Should Kendall County municipalities allow the sale of recreational marijuana in their communities?
As we reported last week, officials in Oswego, the county's largest municipality, are currently conducting an online survey through Wednesday, Aug. 28 to gauge local public opinion on the issue and residents and business owners are invited to offer their comments at the village board's next regularly scheduled committee of the whole meeting at 6 p.m. Tuesday, Sept. 3.
Meanwhile, the Montgomery Village Board and Yorkville and Plano city councils are now also considering the issue.
Under legislation signed into law by Governor JB Pritzker effective next Jan. 1 the sale and consumption of recreational marijuana will become legal. But the law also contains an opt out provision that gives local municipalities the authority not to permit marijuana sales in their borders. Officials in some communities, including Naperville, Libertyville and Bloomingdale have recently invoked their opt out rights, while others have expressed support including Elburn and South Elgin. In Batavia, Mayor Jeff Scheilke has gone on record as opposed to local marijuana shops, while in nearby St. Charles a majority of the city's alderman have expressed support.
In some respects, the current divergence on the issue on the part of local municipalities is reminiscent of when state lawmakers legalized video gaming a few years ago. Initially, there was some reluctance on the part of officials in some communities--including Oswego and Montgomery--to permit video gaming, however limited. But both villages eventually approved video gaming largely at the request of the Oswego American Legion Post 675 and the Montgomery VFW Post 7452, respectively. Both of those organizations sought the video gaming to provide them with much needed revenues.
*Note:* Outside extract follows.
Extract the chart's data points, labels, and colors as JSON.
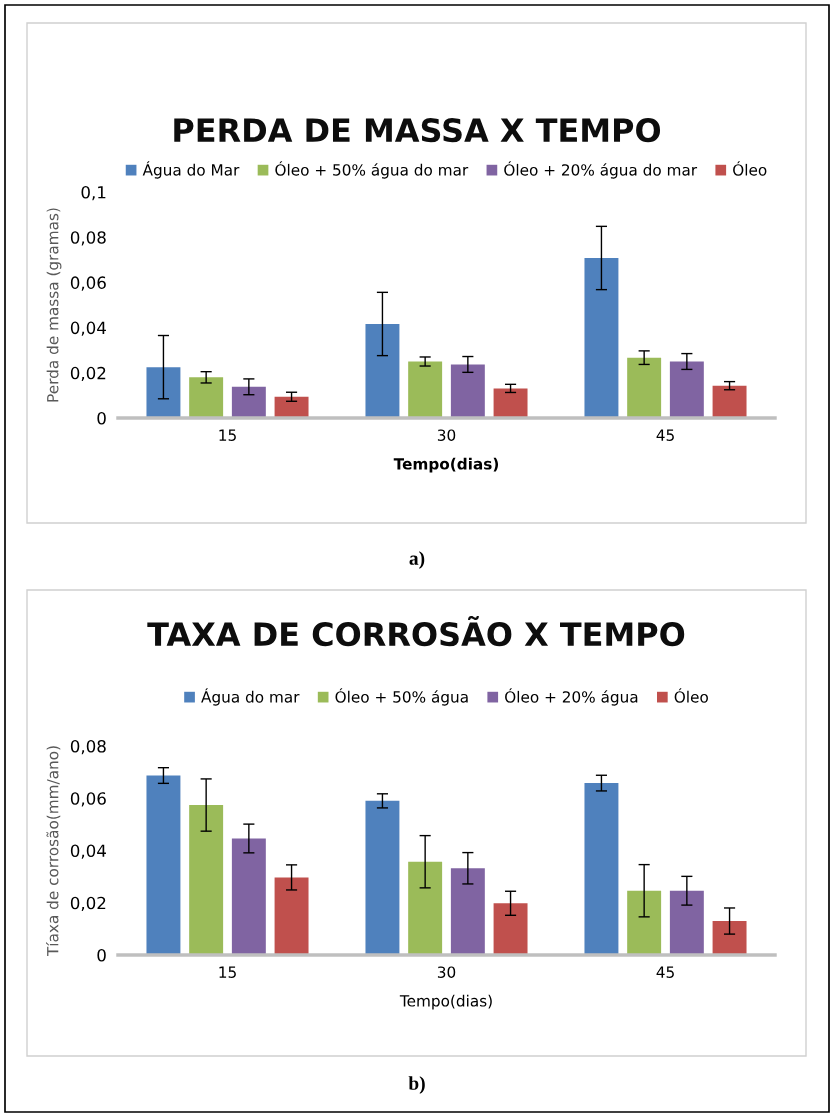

Now we see that same reluctance on the part of some municipal officials across Illinois who seem loath to the idea of legalizing recreational marijuana. However, as with video gaming, just saying no to marijuana at the local level will mean also losing out on a new and potentially significant source of municipal sales tax revenue and to, in effect, gift those revenues to other nearby municipalities that will allow it.
We commend Oswego officials for seeking local opinions on the issue through their online survey. Though non-binding, the results will likely prove valuable to village officials in determining their ultimate course of action. Ultimately, we believe the wisest course of action for Kendall County municipalities will be to permit and control recreational marijuana sales, and thereby position themselves to receive the additional sales tax revenue.